In this context, factors influencing the rate of crystallization (temperature and plasticizers), the means of promoting or preventing crystallization, and the properties of crystals produced under conditions unfavorable to the growth of “high quality” crystals (the highly concentrated and highly viscous media that occur during freezing or spray drying) are of interest. For thermodynamic and kinetic reasons, the production of amorphous solids is easy for some materials (good glass-forming agents) but difficult for others (bad glass-forming agents). Thermodynamically, the ability to form glass comes from a crystalline state that is not significantly more stable than the amorphous state, which can be the case with molecules that weave poorly or contain many internal degrees of freedom. Kinetically, a slow crystallization rate allows a material to become a “frozen liquid” or to vitrify without crystallization. In many cases (free radical-initiated oxidation reactions), the stability of a compound is not significantly influenced either by its molecular mobility or by the orientation of the molecules; Thus, the amorphous form has a stability comparable to that of the crystalline material.
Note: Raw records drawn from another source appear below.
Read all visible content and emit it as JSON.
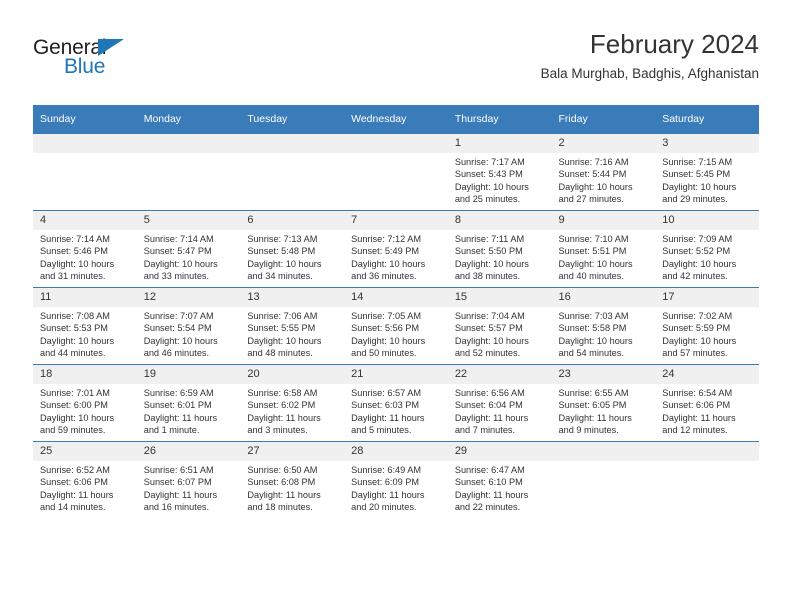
{
  "brand": {
    "name_top": "General",
    "name_bottom": "Blue",
    "accent_color": "#1f77b8"
  },
  "header": {
    "title": "February 2024",
    "subtitle": "Bala Murghab, Badghis, Afghanistan"
  },
  "theme": {
    "header_blue": "#3a7cb9",
    "daynum_gray": "#f0f0f0",
    "text": "#333333"
  },
  "calendar": {
    "weekday_headers": [
      "Sunday",
      "Monday",
      "Tuesday",
      "Wednesday",
      "Thursday",
      "Friday",
      "Saturday"
    ],
    "weeks": [
      [
        {
          "day": "",
          "sunrise": "",
          "sunset": "",
          "daylight_line1": "",
          "daylight_line2": "",
          "empty": true
        },
        {
          "day": "",
          "sunrise": "",
          "sunset": "",
          "daylight_line1": "",
          "daylight_line2": "",
          "empty": true
        },
        {
          "day": "",
          "sunrise": "",
          "sunset": "",
          "daylight_line1": "",
          "daylight_line2": "",
          "empty": true
        },
        {
          "day": "",
          "sunrise": "",
          "sunset": "",
          "daylight_line1": "",
          "daylight_line2": "",
          "empty": true
        },
        {
          "day": "1",
          "sunrise": "Sunrise: 7:17 AM",
          "sunset": "Sunset: 5:43 PM",
          "daylight_line1": "Daylight: 10 hours",
          "daylight_line2": "and 25 minutes.",
          "empty": false
        },
        {
          "day": "2",
          "sunrise": "Sunrise: 7:16 AM",
          "sunset": "Sunset: 5:44 PM",
          "daylight_line1": "Daylight: 10 hours",
          "daylight_line2": "and 27 minutes.",
          "empty": false
        },
        {
          "day": "3",
          "sunrise": "Sunrise: 7:15 AM",
          "sunset": "Sunset: 5:45 PM",
          "daylight_line1": "Daylight: 10 hours",
          "daylight_line2": "and 29 minutes.",
          "empty": false
        }
      ],
      [
        {
          "day": "4",
          "sunrise": "Sunrise: 7:14 AM",
          "sunset": "Sunset: 5:46 PM",
          "daylight_line1": "Daylight: 10 hours",
          "daylight_line2": "and 31 minutes.",
          "empty": false
        },
        {
          "day": "5",
          "sunrise": "Sunrise: 7:14 AM",
          "sunset": "Sunset: 5:47 PM",
          "daylight_line1": "Daylight: 10 hours",
          "daylight_line2": "and 33 minutes.",
          "empty": false
        },
        {
          "day": "6",
          "sunrise": "Sunrise: 7:13 AM",
          "sunset": "Sunset: 5:48 PM",
          "daylight_line1": "Daylight: 10 hours",
          "daylight_line2": "and 34 minutes.",
          "empty": false
        },
        {
          "day": "7",
          "sunrise": "Sunrise: 7:12 AM",
          "sunset": "Sunset: 5:49 PM",
          "daylight_line1": "Daylight: 10 hours",
          "daylight_line2": "and 36 minutes.",
          "empty": false
        },
        {
          "day": "8",
          "sunrise": "Sunrise: 7:11 AM",
          "sunset": "Sunset: 5:50 PM",
          "daylight_line1": "Daylight: 10 hours",
          "daylight_line2": "and 38 minutes.",
          "empty": false
        },
        {
          "day": "9",
          "sunrise": "Sunrise: 7:10 AM",
          "sunset": "Sunset: 5:51 PM",
          "daylight_line1": "Daylight: 10 hours",
          "daylight_line2": "and 40 minutes.",
          "empty": false
        },
        {
          "day": "10",
          "sunrise": "Sunrise: 7:09 AM",
          "sunset": "Sunset: 5:52 PM",
          "daylight_line1": "Daylight: 10 hours",
          "daylight_line2": "and 42 minutes.",
          "empty": false
        }
      ],
      [
        {
          "day": "11",
          "sunrise": "Sunrise: 7:08 AM",
          "sunset": "Sunset: 5:53 PM",
          "daylight_line1": "Daylight: 10 hours",
          "daylight_line2": "and 44 minutes.",
          "empty": false
        },
        {
          "day": "12",
          "sunrise": "Sunrise: 7:07 AM",
          "sunset": "Sunset: 5:54 PM",
          "daylight_line1": "Daylight: 10 hours",
          "daylight_line2": "and 46 minutes.",
          "empty": false
        },
        {
          "day": "13",
          "sunrise": "Sunrise: 7:06 AM",
          "sunset": "Sunset: 5:55 PM",
          "daylight_line1": "Daylight: 10 hours",
          "daylight_line2": "and 48 minutes.",
          "empty": false
        },
        {
          "day": "14",
          "sunrise": "Sunrise: 7:05 AM",
          "sunset": "Sunset: 5:56 PM",
          "daylight_line1": "Daylight: 10 hours",
          "daylight_line2": "and 50 minutes.",
          "empty": false
        },
        {
          "day": "15",
          "sunrise": "Sunrise: 7:04 AM",
          "sunset": "Sunset: 5:57 PM",
          "daylight_line1": "Daylight: 10 hours",
          "daylight_line2": "and 52 minutes.",
          "empty": false
        },
        {
          "day": "16",
          "sunrise": "Sunrise: 7:03 AM",
          "sunset": "Sunset: 5:58 PM",
          "daylight_line1": "Daylight: 10 hours",
          "daylight_line2": "and 54 minutes.",
          "empty": false
        },
        {
          "day": "17",
          "sunrise": "Sunrise: 7:02 AM",
          "sunset": "Sunset: 5:59 PM",
          "daylight_line1": "Daylight: 10 hours",
          "daylight_line2": "and 57 minutes.",
          "empty": false
        }
      ],
      [
        {
          "day": "18",
          "sunrise": "Sunrise: 7:01 AM",
          "sunset": "Sunset: 6:00 PM",
          "daylight_line1": "Daylight: 10 hours",
          "daylight_line2": "and 59 minutes.",
          "empty": false
        },
        {
          "day": "19",
          "sunrise": "Sunrise: 6:59 AM",
          "sunset": "Sunset: 6:01 PM",
          "daylight_line1": "Daylight: 11 hours",
          "daylight_line2": "and 1 minute.",
          "empty": false
        },
        {
          "day": "20",
          "sunrise": "Sunrise: 6:58 AM",
          "sunset": "Sunset: 6:02 PM",
          "daylight_line1": "Daylight: 11 hours",
          "daylight_line2": "and 3 minutes.",
          "empty": false
        },
        {
          "day": "21",
          "sunrise": "Sunrise: 6:57 AM",
          "sunset": "Sunset: 6:03 PM",
          "daylight_line1": "Daylight: 11 hours",
          "daylight_line2": "and 5 minutes.",
          "empty": false
        },
        {
          "day": "22",
          "sunrise": "Sunrise: 6:56 AM",
          "sunset": "Sunset: 6:04 PM",
          "daylight_line1": "Daylight: 11 hours",
          "daylight_line2": "and 7 minutes.",
          "empty": false
        },
        {
          "day": "23",
          "sunrise": "Sunrise: 6:55 AM",
          "sunset": "Sunset: 6:05 PM",
          "daylight_line1": "Daylight: 11 hours",
          "daylight_line2": "and 9 minutes.",
          "empty": false
        },
        {
          "day": "24",
          "sunrise": "Sunrise: 6:54 AM",
          "sunset": "Sunset: 6:06 PM",
          "daylight_line1": "Daylight: 11 hours",
          "daylight_line2": "and 12 minutes.",
          "empty": false
        }
      ],
      [
        {
          "day": "25",
          "sunrise": "Sunrise: 6:52 AM",
          "sunset": "Sunset: 6:06 PM",
          "daylight_line1": "Daylight: 11 hours",
          "daylight_line2": "and 14 minutes.",
          "empty": false
        },
        {
          "day": "26",
          "sunrise": "Sunrise: 6:51 AM",
          "sunset": "Sunset: 6:07 PM",
          "daylight_line1": "Daylight: 11 hours",
          "daylight_line2": "and 16 minutes.",
          "empty": false
        },
        {
          "day": "27",
          "sunrise": "Sunrise: 6:50 AM",
          "sunset": "Sunset: 6:08 PM",
          "daylight_line1": "Daylight: 11 hours",
          "daylight_line2": "and 18 minutes.",
          "empty": false
        },
        {
          "day": "28",
          "sunrise": "Sunrise: 6:49 AM",
          "sunset": "Sunset: 6:09 PM",
          "daylight_line1": "Daylight: 11 hours",
          "daylight_line2": "and 20 minutes.",
          "empty": false
        },
        {
          "day": "29",
          "sunrise": "Sunrise: 6:47 AM",
          "sunset": "Sunset: 6:10 PM",
          "daylight_line1": "Daylight: 11 hours",
          "daylight_line2": "and 22 minutes.",
          "empty": false
        },
        {
          "day": "",
          "sunrise": "",
          "sunset": "",
          "daylight_line1": "",
          "daylight_line2": "",
          "empty": true
        },
        {
          "day": "",
          "sunrise": "",
          "sunset": "",
          "daylight_line1": "",
          "daylight_line2": "",
          "empty": true
        }
      ]
    ]
  }
}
In some cases (insulin), the more ordered structure of the crystalline material may actually increase the likelihood of certain intermolecular contacts and reduce the stability of the crystalline form. Amorphous metal layers played an important role in the discovery of superconductivity in amorphous metals by Buckel and Hilsch.   The superconductivity of amorphous metals, including amorphous metallic thin films, is now understood to be due to phonon-mediated Cooper pairing, and the role of structural disorder can be rationalized based on the strongly coupled theory of Eliashberg superconductivity.  Optical coatings of TiO2, SiO2, Ta2O5, etc. and their combinations today consist mainly of amorphous phases of these compounds. A lot of research is underway on thin amorphous films as a membrane layer separating gases.  The most technologically important amorphous thin film is probably represented by a few thin layers of SiO2 nm, which serve as insulators on the conductive channel of a metal oxide semiconductor field-effect transistor (MOSFET).